Saville powiedział, że nowy pocisk wysyła z Rosji mrożący krew w żyłach sygnał: „Mamy rzeczy, które cię niepokoją”. Szerszy sygnał dla Zachodu jest następujący: „Jesteśmy podekscytowani przystąpieniem do wyścigu rakiet balistycznych średniego zasięgu. Mogą być wyposażone w głowice nuklearne. Czy naprawdę chcesz podjąć takie ryzyko?”
Rosja przeprowadziła bezprecedensowy atak, który nie ma historycznych odpowiedników. Ciekawym posunięciem jest rakieta balistyczna średniego zasięgu z głowicą konwencjonalną. Nie jest jednak jeszcze jasne, czy został on opracowany specjalnie do użytku na Ukrainie, czy też może to odzwierciedlać nowy kierunek w rosyjskich strategicznych siłach rakietowych dotyczący rozmieszczania MRBM i ewentualnie niejądrowych międzykontynentalnych międzykontynentalnych rakiet międzykontynentalnych
– pyta na łamach magazynu TWZ ekspert wojskowy Thomas Newdick.

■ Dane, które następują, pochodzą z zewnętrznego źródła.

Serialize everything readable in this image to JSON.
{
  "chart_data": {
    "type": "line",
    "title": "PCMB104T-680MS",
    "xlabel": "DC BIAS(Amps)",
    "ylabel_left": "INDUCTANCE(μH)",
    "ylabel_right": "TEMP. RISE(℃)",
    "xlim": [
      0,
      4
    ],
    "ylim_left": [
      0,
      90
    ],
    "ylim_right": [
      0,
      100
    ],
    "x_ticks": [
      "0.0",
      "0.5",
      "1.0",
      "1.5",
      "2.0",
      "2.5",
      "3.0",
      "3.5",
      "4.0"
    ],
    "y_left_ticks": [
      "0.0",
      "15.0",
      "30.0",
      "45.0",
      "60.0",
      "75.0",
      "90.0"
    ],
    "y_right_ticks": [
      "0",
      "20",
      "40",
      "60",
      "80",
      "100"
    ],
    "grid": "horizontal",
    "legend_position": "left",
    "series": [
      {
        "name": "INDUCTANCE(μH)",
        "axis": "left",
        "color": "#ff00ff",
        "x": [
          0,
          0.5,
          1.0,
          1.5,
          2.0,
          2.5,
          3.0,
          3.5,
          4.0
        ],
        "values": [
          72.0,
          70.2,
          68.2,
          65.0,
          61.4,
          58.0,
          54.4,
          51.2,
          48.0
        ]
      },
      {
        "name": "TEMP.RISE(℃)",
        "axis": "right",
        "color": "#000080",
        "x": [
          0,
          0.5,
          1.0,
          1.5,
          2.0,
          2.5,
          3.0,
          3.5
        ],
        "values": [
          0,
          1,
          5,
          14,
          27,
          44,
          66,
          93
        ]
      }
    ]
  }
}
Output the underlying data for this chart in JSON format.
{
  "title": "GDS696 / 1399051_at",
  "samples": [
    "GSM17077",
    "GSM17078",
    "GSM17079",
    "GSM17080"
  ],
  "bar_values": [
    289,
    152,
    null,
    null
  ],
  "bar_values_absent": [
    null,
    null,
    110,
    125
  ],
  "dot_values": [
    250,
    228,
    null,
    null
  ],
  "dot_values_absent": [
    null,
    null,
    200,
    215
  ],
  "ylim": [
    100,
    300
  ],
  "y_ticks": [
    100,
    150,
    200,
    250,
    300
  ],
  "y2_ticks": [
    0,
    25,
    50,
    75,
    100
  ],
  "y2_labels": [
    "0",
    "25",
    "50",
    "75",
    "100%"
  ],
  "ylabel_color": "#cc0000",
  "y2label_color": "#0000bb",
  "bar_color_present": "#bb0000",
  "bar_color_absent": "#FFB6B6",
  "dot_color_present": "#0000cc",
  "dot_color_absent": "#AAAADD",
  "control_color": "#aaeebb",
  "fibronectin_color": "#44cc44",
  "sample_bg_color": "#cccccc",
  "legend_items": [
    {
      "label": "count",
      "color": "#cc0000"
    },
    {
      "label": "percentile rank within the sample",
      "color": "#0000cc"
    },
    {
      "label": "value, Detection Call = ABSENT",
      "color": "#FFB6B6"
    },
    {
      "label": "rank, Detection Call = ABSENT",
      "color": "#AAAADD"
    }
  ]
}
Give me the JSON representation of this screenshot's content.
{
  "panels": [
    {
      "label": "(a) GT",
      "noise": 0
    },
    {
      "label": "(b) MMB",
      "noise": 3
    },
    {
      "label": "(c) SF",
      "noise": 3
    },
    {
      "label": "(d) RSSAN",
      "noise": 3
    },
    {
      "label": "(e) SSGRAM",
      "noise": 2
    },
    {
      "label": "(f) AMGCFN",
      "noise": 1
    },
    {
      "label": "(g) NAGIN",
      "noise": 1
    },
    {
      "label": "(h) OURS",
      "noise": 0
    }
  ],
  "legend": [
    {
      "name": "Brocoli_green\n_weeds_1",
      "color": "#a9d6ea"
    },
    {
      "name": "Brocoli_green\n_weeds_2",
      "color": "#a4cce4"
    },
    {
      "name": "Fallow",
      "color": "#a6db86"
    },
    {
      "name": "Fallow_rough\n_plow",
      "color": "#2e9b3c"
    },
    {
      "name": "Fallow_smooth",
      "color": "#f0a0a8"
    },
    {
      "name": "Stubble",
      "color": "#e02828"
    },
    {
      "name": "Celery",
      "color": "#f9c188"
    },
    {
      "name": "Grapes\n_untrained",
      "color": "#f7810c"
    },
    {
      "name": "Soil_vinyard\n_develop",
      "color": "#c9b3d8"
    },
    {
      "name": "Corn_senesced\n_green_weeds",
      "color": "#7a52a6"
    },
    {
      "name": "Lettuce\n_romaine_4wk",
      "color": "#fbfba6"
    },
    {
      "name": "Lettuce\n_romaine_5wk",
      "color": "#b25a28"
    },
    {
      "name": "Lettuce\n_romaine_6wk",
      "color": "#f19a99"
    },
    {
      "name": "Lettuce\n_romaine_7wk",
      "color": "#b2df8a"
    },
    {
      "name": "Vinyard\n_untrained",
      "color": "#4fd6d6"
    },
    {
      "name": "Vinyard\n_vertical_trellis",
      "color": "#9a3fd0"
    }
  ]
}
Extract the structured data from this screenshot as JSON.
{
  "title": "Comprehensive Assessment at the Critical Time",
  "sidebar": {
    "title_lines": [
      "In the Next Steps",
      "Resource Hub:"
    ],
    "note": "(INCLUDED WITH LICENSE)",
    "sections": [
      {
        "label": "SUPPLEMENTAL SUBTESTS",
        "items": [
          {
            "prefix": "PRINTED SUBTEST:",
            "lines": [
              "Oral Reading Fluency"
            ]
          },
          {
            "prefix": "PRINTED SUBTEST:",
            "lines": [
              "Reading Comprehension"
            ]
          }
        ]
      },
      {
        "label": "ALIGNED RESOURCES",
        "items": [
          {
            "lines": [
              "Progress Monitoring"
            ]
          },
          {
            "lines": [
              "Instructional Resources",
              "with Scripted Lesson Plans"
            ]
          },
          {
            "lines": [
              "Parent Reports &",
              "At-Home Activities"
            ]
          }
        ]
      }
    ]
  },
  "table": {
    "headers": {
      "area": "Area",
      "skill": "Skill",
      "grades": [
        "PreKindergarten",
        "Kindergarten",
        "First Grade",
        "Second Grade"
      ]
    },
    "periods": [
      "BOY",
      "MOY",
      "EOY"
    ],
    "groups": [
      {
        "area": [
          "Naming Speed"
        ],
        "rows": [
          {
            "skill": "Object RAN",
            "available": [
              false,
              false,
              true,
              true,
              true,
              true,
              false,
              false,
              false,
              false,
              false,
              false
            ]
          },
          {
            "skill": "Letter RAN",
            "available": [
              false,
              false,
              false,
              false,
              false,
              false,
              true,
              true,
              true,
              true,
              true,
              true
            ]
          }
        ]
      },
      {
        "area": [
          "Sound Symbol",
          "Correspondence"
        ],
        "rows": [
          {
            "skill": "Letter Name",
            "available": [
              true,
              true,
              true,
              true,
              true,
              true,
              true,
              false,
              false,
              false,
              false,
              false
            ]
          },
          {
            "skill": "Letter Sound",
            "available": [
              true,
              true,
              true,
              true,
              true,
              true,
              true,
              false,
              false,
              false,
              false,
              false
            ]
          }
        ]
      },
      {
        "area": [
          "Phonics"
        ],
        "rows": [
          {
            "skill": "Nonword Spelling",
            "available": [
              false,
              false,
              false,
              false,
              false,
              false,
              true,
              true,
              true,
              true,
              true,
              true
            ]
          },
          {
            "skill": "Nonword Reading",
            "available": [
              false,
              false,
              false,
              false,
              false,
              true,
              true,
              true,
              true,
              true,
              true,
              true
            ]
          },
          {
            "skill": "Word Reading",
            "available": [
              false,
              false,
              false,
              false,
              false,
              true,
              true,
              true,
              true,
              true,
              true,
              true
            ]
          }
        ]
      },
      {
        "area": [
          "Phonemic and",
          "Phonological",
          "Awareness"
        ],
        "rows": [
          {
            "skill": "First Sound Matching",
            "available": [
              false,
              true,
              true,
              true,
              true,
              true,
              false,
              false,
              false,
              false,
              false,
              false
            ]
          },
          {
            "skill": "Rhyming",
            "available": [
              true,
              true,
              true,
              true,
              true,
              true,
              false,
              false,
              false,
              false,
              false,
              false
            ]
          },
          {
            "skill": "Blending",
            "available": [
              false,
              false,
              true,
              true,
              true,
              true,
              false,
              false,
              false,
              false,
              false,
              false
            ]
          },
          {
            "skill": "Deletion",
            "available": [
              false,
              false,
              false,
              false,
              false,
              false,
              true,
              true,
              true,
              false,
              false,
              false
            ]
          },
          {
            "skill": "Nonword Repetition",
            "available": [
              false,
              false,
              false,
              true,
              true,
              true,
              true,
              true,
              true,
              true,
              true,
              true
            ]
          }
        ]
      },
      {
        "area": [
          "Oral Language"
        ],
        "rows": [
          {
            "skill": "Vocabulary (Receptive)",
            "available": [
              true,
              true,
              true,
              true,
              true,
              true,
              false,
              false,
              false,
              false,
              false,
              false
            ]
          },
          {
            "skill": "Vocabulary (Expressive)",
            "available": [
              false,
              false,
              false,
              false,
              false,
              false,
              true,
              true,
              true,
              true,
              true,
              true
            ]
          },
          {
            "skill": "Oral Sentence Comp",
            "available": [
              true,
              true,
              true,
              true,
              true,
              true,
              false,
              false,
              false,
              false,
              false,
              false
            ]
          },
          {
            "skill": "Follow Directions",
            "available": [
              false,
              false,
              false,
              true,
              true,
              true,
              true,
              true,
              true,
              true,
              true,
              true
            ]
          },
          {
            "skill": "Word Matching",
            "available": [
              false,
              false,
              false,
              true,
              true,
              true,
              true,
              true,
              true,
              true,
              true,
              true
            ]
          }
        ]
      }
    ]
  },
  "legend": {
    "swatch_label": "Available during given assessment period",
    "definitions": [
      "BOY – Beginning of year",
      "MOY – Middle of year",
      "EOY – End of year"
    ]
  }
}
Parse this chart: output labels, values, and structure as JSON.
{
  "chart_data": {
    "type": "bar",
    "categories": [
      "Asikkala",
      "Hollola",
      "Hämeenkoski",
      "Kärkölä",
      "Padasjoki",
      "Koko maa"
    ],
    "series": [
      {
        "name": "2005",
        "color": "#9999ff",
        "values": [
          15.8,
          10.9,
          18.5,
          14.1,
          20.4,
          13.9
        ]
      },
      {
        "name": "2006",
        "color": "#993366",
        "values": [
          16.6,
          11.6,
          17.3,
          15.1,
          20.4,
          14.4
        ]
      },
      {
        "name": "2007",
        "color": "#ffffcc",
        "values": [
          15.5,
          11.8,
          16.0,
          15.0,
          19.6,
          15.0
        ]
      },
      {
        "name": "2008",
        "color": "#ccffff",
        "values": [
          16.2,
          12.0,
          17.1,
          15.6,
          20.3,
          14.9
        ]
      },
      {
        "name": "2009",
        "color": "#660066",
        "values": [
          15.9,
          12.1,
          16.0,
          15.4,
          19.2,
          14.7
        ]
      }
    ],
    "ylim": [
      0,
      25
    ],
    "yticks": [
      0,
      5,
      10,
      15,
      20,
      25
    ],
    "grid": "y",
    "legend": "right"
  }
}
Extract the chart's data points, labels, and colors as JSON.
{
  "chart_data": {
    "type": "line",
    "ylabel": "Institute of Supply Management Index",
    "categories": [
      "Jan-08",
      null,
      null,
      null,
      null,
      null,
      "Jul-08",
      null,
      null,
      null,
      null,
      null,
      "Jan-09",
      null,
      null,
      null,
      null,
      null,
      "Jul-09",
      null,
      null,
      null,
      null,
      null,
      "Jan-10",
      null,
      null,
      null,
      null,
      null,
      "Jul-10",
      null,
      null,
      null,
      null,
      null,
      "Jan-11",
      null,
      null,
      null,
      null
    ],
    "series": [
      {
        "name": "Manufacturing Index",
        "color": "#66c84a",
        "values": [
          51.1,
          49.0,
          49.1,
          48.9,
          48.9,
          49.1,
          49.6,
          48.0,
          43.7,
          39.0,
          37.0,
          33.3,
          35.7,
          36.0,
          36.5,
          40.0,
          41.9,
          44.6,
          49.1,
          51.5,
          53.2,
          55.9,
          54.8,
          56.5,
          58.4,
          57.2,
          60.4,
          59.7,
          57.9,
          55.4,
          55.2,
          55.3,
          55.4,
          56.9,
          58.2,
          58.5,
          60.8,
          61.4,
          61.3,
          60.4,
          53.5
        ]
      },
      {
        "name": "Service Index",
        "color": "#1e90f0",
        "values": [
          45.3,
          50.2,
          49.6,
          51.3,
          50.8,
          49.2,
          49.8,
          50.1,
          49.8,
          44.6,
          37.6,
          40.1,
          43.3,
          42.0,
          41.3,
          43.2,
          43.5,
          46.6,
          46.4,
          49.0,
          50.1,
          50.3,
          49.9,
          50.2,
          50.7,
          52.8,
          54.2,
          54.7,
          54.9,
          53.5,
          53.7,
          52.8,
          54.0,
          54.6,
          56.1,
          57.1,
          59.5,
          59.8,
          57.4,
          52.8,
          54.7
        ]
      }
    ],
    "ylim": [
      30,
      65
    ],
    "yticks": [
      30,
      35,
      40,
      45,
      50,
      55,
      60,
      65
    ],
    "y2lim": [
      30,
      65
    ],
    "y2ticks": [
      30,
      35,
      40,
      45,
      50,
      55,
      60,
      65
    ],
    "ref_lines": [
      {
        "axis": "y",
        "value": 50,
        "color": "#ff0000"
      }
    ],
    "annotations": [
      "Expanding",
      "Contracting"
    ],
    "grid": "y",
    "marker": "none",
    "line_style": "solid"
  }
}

Zauważa, że użycie konwencjonalnie uzbrojonych wyrzutni rakiet balistycznych może być odpowiedzią na decyzję szeregu mocarstw zachodnich o zezwoleniu Kijowowi na atak na terytorium Rosji. Taki pocisk jest nie tylko niewrażliwy na ukraińską obronę powietrzną, ale może także dosięgnąć cele w dowolnym miejscu na kontynencie europejskim.
W swoim przemówieniu Putin przemówił z ostrą krytyką krajów zachodnich, ostrzegając o możliwości ataków na państwa udostępniające swoje terytorium lub broń do ataków na cele rosyjskie. Powiedział też, że rosyjskie systemy takie jak rakiety Oresznik pozostają poza zasięgiem zachodnich systemów obrony przeciwrakietowej.
Oświadczenia te zwiększyły napięcia z Zachodem, zwłaszcza na tle wcześniejszych ostrzeżeń, że dostawy na Ukrainę broni dalekiego zasięgu czynią kraje wysyłające potencjalnymi uczestnikami konfliktu, pisze „The Guardian”. Jednak ostatnie przemówienie Putina było jak dotąd najbardziej bezpośrednią wskazówką dotyczącą możliwości rozszerzenia działań wojennych poza Ukrainę.